QU senior performs clarinet recital years in the making

By Casey Pigg

Quincy University senior, Emily Cintron, stands on the rough turquoise carpet of the Connie Niemann Center in front of a room filled with family, friends, and peers. Despite the filled room, there is a deafening quietness in the atmosphere. Cintron takes a deep breath and begins.

Cintron took the stage of the Connie Niemann Center Feb. 23 to perform her last solo student recital. Cintron had been preparing for this recital for over a year.

“Normally, I try to get in 30 minutes to 1 hour a everyday including weekends. But, leading up to my recital, I was practicing 4-6 hours a day, which definitely takes a toll. But, it’s definitely worth it considering the talent that comes out of that. You improve so much. I think I did 4-6 hours for two weeks straight. I think that I improved more in those two weeks than the month before that,” Cintron said.
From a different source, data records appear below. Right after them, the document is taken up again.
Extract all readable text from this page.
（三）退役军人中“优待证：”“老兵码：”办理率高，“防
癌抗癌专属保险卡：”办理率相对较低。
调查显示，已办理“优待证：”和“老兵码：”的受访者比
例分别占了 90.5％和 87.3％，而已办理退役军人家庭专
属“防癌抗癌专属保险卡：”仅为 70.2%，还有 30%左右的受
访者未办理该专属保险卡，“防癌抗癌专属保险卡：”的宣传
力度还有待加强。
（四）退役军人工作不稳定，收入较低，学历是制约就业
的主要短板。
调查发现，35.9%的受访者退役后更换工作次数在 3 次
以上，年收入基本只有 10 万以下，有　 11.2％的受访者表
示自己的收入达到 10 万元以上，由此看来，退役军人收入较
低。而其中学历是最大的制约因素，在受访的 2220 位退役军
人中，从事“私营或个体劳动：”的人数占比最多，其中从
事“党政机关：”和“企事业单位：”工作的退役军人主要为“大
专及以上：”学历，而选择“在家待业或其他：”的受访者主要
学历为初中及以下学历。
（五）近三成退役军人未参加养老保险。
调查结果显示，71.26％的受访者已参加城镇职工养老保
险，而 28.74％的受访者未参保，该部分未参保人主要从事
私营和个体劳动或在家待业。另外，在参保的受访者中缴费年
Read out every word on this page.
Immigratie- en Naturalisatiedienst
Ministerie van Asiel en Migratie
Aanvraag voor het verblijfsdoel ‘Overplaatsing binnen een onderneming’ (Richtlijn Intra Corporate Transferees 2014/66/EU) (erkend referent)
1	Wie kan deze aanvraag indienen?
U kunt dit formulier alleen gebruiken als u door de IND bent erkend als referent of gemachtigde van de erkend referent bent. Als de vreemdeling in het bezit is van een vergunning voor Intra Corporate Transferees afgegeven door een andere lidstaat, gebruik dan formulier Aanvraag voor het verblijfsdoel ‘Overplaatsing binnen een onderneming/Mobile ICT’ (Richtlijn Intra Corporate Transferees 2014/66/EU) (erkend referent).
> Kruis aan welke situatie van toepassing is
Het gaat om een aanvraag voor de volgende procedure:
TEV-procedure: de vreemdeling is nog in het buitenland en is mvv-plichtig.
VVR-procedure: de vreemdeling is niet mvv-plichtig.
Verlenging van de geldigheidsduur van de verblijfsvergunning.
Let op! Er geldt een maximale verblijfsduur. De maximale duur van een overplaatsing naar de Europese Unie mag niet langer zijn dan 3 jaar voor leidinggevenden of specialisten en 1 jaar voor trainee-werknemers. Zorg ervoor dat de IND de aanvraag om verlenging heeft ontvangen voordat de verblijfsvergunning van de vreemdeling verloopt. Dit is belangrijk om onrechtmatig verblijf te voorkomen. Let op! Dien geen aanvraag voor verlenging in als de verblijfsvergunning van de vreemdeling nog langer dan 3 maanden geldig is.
Her hour-long recital consisted of six pieces on the clarinet, with the last piece including the other three members of the Reed Between the Lines Clarinet Quartet to help demonstrate not only her growth as a musician over the past four years at QU, but her growth as a clarinetist since she started in sixth grade.

“Emily is a wonderful student who is eager to learn new things and to improve her musicianship,” Emily’s clarinet professor, Christine Damm, D.M.A. said. “Emily has improved her technical skills on the clarinet while deepening her artistic ability.  She is able to perform more technically demanding pieces than when she began studying clarinet with me and she had developed a more mature clarinet tone. I am proud of the hard work that Emily has done over the past four years, so I am happy that she is getting close to graduating.  It’s always  rewarding to see people realize their potential.”

Damm was not the only one exited to watch Cintron perform the recital that she has been working toward these past four years. Her boyfriend and fellow musician and QU student, Zach Vanderbol, shared in the excitement as well.

“I enjoy watching her perform and be excited about performing and doing well with her performances, which she always does,” Vanderbol said.

Now that her recital is over, Cintron is looking forward to the future and all that it holds. Cintron’s goal after graduation is to become an elementary school music teacher, where she will have the capability to instill the love of music into young children’s lives.

“I think that music should be apart of everyone’s education. You always hear people say that they regret not playing an instrument or that they regret quitting or what not. Just at a young age there is so much that comes out of knowing those things and sitting down and learning those things,” Cintron said. “There is so much that goes into music and so much focus that needs to be on one specific thing in order for you to be able to perform a piece of music. Even if it’s just singing with your class when you’re in the third grade. And that memorization and all of those skills help kids to learn life skills without even realizing that they are doing it.”